El caso es que allí estaba yo (llamadme Mary Beton, Mary Seton, Mary Carmichael, o como queráis, pues el nombre no tiene ninguna importancia) hace una o dos semanas, un magnífico día de octubre, a la orilla del río, absorta en mis pensamientos. Esa carga a la que me he referido, las mujeres y la literatura, la necesidad de llegar a alguna conclusión sobre un asunto que suscita toda suerte de prejuicios y pasiones, me hacía agachar la cabeza. A derecha e izquierda unas matas de arbustos, dorados y carmesíes, ardían con el color del fuego, incluso parecían desprender su calor. En la otra orilla, los sauces llorones se entregaban a su lamento perpetuo, derramados sus cabellos sobre los hombros. El río reflejaba a su capricho una parte de cielo, de puente y de aire en llamas, y, cuando un estudiante en su barca de remos terminó de surcar los reflejos, éstos volvieron a cerrarse por completo, como si nunca hubieran existido. Era un lugar perfecto para pasar las horas sumida en la reflexión. El pensamiento, por darle un nombre más noble de lo que merecía, hundió su caña en la corriente. Oscilaba de acá para allá minuto tras minuto, entre los reflejos y las hierbas; subía y bajaba a merced de las aguas hasta que –ya conocéis ese pequeño tirón– una idea se concentraba en el extremo de la caña, y llegaba entonces el momento de recoger cautamente el sedal y tender la captura con mucho cuidado sobre la hierba. Pero qué insignificante parecía ese pensamiento mío allí tendido en la hierba, como un pececillo que el buen pescador devuelve a las aguas para que engorde y algún día valga la pena cocinarlo y comérselo. No voy a importunaros con ese pensamiento, aunque si observáis con atención, quizá lo descubráis a lo largo del camino que vamos a recorrer.

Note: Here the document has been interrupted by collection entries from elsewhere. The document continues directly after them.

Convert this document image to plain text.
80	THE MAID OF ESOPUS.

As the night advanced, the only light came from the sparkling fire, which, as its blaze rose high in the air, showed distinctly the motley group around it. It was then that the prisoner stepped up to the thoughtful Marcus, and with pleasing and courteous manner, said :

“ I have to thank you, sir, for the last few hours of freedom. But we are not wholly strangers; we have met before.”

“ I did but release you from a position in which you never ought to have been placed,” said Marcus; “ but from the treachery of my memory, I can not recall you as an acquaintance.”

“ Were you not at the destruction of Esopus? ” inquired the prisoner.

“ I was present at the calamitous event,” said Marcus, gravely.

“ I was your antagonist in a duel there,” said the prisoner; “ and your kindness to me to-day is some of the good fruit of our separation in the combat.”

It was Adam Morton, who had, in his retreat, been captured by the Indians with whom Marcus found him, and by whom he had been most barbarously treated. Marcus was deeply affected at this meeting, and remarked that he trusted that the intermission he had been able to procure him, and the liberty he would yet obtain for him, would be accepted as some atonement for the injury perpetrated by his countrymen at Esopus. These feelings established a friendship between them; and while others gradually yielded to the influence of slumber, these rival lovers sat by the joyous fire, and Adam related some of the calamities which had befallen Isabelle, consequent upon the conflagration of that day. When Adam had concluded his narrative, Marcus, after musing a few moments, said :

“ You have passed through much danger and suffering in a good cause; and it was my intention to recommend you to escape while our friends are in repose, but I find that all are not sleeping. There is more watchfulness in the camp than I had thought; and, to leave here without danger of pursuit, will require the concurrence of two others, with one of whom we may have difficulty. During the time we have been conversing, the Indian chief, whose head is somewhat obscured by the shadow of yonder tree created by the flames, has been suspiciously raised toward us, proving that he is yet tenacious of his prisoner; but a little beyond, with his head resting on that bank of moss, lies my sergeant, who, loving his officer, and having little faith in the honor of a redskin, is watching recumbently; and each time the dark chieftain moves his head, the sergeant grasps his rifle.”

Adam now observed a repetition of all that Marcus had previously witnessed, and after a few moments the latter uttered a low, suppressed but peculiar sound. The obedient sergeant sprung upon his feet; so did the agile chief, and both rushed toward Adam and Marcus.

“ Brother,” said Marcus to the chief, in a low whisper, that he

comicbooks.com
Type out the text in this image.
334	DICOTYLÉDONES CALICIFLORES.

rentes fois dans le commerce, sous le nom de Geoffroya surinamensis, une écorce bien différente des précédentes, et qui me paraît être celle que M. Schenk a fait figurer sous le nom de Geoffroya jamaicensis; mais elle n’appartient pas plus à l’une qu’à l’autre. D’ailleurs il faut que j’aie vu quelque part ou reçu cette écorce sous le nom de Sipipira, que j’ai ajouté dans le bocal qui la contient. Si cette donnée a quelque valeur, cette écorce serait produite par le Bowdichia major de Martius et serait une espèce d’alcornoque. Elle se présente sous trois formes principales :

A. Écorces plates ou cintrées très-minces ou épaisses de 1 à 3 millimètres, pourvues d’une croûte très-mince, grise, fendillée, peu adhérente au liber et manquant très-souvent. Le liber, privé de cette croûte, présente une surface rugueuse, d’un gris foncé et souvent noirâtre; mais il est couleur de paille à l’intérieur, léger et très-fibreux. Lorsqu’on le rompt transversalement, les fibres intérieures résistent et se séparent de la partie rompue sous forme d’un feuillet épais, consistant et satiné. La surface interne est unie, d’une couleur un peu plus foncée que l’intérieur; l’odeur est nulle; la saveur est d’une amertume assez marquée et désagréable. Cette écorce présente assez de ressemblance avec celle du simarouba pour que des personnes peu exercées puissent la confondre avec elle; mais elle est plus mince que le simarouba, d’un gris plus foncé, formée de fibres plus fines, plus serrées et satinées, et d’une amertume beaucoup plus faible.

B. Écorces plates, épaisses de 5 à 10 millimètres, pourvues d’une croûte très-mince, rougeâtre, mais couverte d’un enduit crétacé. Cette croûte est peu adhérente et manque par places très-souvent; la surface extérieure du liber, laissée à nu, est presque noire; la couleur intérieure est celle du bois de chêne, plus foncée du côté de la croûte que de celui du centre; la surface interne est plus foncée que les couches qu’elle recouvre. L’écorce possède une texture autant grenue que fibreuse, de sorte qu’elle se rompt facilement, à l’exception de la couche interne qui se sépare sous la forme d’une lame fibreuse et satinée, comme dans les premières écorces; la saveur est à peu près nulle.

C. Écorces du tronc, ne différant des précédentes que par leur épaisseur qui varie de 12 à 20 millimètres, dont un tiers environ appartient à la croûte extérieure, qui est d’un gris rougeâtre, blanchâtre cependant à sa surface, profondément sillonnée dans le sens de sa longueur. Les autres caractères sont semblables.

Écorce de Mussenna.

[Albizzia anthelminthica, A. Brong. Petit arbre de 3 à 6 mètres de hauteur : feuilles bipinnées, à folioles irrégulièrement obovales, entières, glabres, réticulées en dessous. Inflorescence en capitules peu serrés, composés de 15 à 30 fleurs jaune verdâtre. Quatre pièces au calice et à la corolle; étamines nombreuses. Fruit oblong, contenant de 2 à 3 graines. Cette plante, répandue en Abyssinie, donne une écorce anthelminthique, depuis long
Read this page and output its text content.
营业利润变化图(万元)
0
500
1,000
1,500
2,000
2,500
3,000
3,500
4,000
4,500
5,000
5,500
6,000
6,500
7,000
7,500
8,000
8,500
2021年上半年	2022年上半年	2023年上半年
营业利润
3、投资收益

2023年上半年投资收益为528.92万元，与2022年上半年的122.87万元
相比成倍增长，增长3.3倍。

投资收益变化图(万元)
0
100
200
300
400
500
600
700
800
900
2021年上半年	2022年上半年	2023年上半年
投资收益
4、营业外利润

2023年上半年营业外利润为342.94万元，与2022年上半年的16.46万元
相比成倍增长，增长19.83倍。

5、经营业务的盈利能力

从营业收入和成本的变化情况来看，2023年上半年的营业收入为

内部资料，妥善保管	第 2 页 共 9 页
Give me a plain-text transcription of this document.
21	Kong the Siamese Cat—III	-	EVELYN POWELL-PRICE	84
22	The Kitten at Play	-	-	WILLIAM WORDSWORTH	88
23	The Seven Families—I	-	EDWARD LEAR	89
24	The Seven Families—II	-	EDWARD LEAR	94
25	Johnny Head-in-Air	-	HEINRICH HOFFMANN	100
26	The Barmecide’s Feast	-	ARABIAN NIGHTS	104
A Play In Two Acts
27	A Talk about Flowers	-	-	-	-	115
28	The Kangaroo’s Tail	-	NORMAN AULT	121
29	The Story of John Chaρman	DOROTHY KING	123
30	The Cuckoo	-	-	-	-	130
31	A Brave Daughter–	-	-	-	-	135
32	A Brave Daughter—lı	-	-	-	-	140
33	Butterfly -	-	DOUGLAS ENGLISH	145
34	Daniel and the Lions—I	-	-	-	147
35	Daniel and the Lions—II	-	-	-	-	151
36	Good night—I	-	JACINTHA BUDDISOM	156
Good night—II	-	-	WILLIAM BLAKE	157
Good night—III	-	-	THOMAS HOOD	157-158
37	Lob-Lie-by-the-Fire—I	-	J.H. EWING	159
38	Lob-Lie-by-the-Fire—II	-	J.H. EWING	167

Por pequeño que fuera, no dejaba de tener la misteriosa característica de su especie: al devolverlo a la mente, enseguida se volvió muy estimulante, muy importante; y al verlo coletear, saltar y zambullirse aquí y allá a la velocidad del rayo, produciendo tal chapoteo y tal tumulto de ideas, se me hizo imposible seguir sentada. Fue así como me encontré andando a paso ligero por un campo de hierba. La silueta de un hombre se irguió al punto para interceptarme el paso. Tampoco reparé al principio en que las gesticulaciones de un objeto de aspecto curioso, vestido de chaqué y camisa de etiqueta, se dirigían a mí. Su expresión denotaba indignación y horror. El instinto, más que la razón, acudió en mi ayuda: él era un bedel; yo era una mujer. Eso era el césped; allí estaba el camino. Sólo los miembros del cuerpo docente y los becarios podían pisar el césped; el camino de grava era el lugar que me correspondía. Estos pensamientos fueron obra de un instante. En cuanto volví al camino, los brazos del bedel dejaron de gesticular, su rostro recobró su serenidad habitual, y aunque es más agradable caminar por el césped que por la grava, el daño no pasó de ahí. La única queja que podía presentar en contra de los profesores y los becarios de aquella facultad, fuera cual fuere, es que, en su afán de proteger aquel césped que llevaban tres siglos cuidando con tanto esmero, habían espantado a mi pececillo.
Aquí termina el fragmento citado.